Eckart le lanzó una mirada criminal, pero le importó poco; Hitler continuó hablando.

—A ustedes les va bien, sí. Pero a Alemania no. Efectivamente, las importaciones se hallan por las nubes. Las previsiones de gasto del gobierno del káiser para la Primera Guerra Mundial se quedaron cortas y tuvimos que endeudarnos. Ahora hay que devolver la deuda y como perdimos, pagar además las reparaciones impuestas por el Tratado de Versalles. La socialdemocracia quiere crear un estado del bienestar, pero este país no dispone de fondos para eso y se dispara el gasto público. Para afrontarlo, el gobierno está imprimiendo demasiado dinero y llegará un momento en que no valga nada y sea solo eso, papel. Ya se pagan doscientos marcos por un dólar y sigue devaluándose.
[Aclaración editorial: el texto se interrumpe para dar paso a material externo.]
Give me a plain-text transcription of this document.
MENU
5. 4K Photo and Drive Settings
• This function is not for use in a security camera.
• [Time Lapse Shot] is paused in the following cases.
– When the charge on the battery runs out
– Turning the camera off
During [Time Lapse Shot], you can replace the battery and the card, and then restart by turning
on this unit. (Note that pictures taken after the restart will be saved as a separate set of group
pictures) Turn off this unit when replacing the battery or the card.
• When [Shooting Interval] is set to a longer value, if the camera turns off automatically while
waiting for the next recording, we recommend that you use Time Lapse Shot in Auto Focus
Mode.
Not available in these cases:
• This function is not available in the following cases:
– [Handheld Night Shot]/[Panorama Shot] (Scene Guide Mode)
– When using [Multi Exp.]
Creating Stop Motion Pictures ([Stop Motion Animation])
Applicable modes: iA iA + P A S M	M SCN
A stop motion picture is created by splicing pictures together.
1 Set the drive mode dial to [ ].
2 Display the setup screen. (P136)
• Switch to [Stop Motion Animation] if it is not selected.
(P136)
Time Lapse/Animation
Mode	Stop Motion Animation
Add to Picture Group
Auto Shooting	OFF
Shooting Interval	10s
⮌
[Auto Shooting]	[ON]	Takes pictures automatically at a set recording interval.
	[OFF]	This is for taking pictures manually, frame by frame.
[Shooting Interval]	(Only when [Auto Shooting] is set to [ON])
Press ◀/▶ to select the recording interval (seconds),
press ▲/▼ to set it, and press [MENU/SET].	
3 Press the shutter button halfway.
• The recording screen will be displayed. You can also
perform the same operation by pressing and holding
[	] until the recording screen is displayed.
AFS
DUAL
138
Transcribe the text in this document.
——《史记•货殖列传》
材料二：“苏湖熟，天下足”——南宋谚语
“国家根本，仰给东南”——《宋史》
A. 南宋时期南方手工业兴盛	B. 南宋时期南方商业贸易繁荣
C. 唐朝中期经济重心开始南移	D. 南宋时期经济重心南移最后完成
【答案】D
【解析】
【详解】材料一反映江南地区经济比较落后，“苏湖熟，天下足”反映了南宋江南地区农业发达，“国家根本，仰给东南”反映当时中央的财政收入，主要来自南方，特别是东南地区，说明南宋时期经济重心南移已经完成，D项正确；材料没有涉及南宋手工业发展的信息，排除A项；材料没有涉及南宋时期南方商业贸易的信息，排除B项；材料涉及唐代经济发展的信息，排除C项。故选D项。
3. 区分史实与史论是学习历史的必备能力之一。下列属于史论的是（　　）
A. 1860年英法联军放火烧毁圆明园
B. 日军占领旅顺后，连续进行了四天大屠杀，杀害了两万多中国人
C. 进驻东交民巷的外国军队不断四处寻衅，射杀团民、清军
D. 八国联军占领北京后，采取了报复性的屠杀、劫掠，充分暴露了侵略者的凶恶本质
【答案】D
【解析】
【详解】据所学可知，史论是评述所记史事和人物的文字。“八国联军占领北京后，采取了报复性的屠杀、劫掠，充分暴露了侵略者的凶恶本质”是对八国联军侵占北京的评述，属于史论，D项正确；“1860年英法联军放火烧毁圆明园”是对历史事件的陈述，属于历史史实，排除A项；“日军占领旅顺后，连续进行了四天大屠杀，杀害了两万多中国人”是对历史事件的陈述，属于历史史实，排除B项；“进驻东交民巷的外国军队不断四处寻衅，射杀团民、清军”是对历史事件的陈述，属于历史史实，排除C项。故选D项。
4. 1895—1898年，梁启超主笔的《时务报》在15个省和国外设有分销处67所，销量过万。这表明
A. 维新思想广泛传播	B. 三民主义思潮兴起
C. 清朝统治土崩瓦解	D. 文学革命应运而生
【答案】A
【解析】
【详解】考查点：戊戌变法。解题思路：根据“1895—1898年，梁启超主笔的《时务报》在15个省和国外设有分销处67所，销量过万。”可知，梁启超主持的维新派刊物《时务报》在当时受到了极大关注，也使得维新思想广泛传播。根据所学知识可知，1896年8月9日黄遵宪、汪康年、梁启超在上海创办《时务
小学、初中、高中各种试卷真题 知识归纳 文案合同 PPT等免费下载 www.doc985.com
—Vamos, herr Hitler —le dijo un hombre de gruesa papada—, no quiera hacerme creer que tiene principios. Usted desea poder y nosotros capital. Y todos estamos dispuestos a lo que sea para lograrlo. Porque usted ha acudido a nuestra llamada. A su vez, como es lógico, nosotros le hemos llamado. Usted requiere dinero para llegar al poder y nosotros necesitamos ese poder para beneficiarnos y obtener más dinero. Usted le para los pies al comunismo con su fuerza de choque y nosotros le financiamos su actividad. Eso es justicia.

—Hasta ahí, me imaginaba su parte de la negociación —indicó Hitler con suficiencia—, pero aún puedo proporcionar algo más a sus ansias acaparadoras. 

Eckart le taladró de nuevo con la mirada, pero a Adolf otra vez le dio igual, seguro como estaba de llevar las riendas.

—Si llego a lo más alto, les doy mi palabra de que tendrán que fabricar en grandes proporciones, caucho, acero, hierro, extraer carbón y mejorar las tecnologías. Todo lo preciso para hacer de Alemania una primera potencia armamentística.

Los murmullos de los industriales llenaron la sala. Hitler, como si hablara ante su público, hizo uno de sus largos silencios, hasta que tuvo todas las expectantes miradas clavadas de nuevo en él.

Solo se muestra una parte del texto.